89: all instances of age greater than 89 years old.
. Phone Number: all numeric or alphanumeric combinations of phone, fax, or pager numbers, including phone number extensions (e.g., “call 000-LEAD”, “dial x8900”).
. Electronic Address: references to electronic mail addresses, web pages and IP addresses.
. SSN: combinations of numbers and characters representing a social security number, including first initial of last name and last four digits of the SSN (e.g., “L0000 was seen in clinic”).
. Other ID Number: all other combinations of numbers and letters that could represent a medical record number, lab test number, or other patient or provider identifier such as driver’s license number (e.g., “prescription number: 0234569”, “Job 13579/JSS”).
For the study presented here, a subset of 225 clinical documents was randomly selected from the annotated VHA de-identification corpus. The 225-document evaluation corpus contained 5,416 PHI annotations. Since our objective in this study was to measure how available text de-identification methods perform with VHA documents, to then develop a best-of-breed system adapted for VHA clinical narratives, we had to perform a detailed errors analysis. We decided to use this subset of 225 documents for this study and set part of the corpus aside for future independent evaluation.

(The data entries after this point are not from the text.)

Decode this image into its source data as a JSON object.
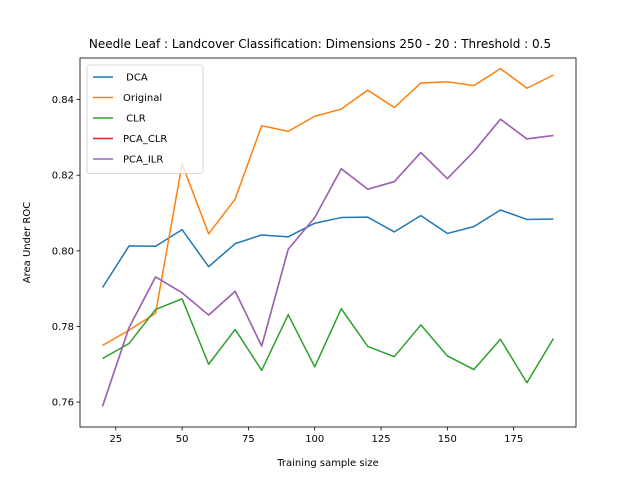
{
  "chart_data": {
    "type": "line",
    "title": "Needle Leaf : Landcover Classification: Dimensions 250 - 20 : Threshold : 0.5",
    "xlabel": "Training sample size",
    "ylabel": "Area Under ROC",
    "xlim": [
      11.5,
      198.5
    ],
    "ylim": [
      0.7534,
      0.851
    ],
    "xticks": [
      25,
      50,
      75,
      100,
      125,
      150,
      175
    ],
    "yticks": [
      0.76,
      0.78,
      0.8,
      0.82,
      0.84
    ],
    "ytick_labels": [
      "0.76",
      "0.78",
      "0.80",
      "0.82",
      "0.84"
    ],
    "grid": false,
    "legend_position": "top-left",
    "x": [
      20,
      30,
      40,
      50,
      60,
      70,
      80,
      90,
      100,
      110,
      120,
      130,
      140,
      150,
      160,
      170,
      180,
      190
    ],
    "series": [
      {
        "name": " DCA",
        "color": "#1f77b4",
        "values": [
          0.7903,
          0.8013,
          0.8012,
          0.8056,
          0.7958,
          0.8019,
          0.8042,
          0.8037,
          0.8073,
          0.8088,
          0.8089,
          0.805,
          0.8093,
          0.8046,
          0.8064,
          0.8108,
          0.8083,
          0.8084
        ]
      },
      {
        "name": "Original",
        "color": "#ff7f0e",
        "values": [
          0.775,
          0.779,
          0.7835,
          0.823,
          0.8045,
          0.8137,
          0.8331,
          0.8316,
          0.8356,
          0.8375,
          0.8425,
          0.8379,
          0.8444,
          0.8447,
          0.8437,
          0.8482,
          0.843,
          0.8465
        ]
      },
      {
        "name": " CLR",
        "color": "#2ca02c",
        "values": [
          0.7715,
          0.7755,
          0.7845,
          0.7873,
          0.77,
          0.7792,
          0.7684,
          0.7831,
          0.7693,
          0.7847,
          0.7747,
          0.772,
          0.7804,
          0.7722,
          0.7686,
          0.7766,
          0.7651,
          0.7768
        ]
      },
      {
        "name": "PCA_CLR",
        "color": "#d62728",
        "values": [
          0.7589,
          0.7797,
          0.7931,
          0.7889,
          0.783,
          0.7893,
          0.7748,
          0.8004,
          0.8088,
          0.8217,
          0.8163,
          0.8183,
          0.826,
          0.8191,
          0.8263,
          0.8348,
          0.8296,
          0.8305
        ]
      },
      {
        "name": "PCA_ILR",
        "color": "#9467bd",
        "values": [
          0.7589,
          0.7797,
          0.7931,
          0.7889,
          0.783,
          0.7893,
          0.7748,
          0.8004,
          0.8088,
          0.8217,
          0.8163,
          0.8183,
          0.826,
          0.8191,
          0.8263,
          0.8348,
          0.8296,
          0.8305
        ]
      }
    ]
  }
}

In Table, we show the distribution of each PHI category in our 225-document VHA corpus, along with the corresponding categories in the i2b2 de-identification corpus, as well as the Swedish Stockholm EPR De-identified corpus [
20]. Although we did not use the latter in this study, we included it in this table to have another comparison of the distribution of PHI in clinical documents. As shown in the table, Dates, Healthcare Units, and Person Names are the most common PHI categories, while other categories like Ages rarely appear in clinical documents. The PHI category distribution varies significantly between the three different corpora. For example, Locations represent 5.57% of the annotations in the VHA corpus (considering
Street CityState Country and
Zip code as Locations), while this percentage drops to 1.35% in the i2b2 corpus and 3.35% in the Swedish Stockholm EPR De-identified corpus. These differences contribute to the difficulties encountered when developing automated text de-identification tools that could be applied across different institutions and document types, a challenge that is still unmet.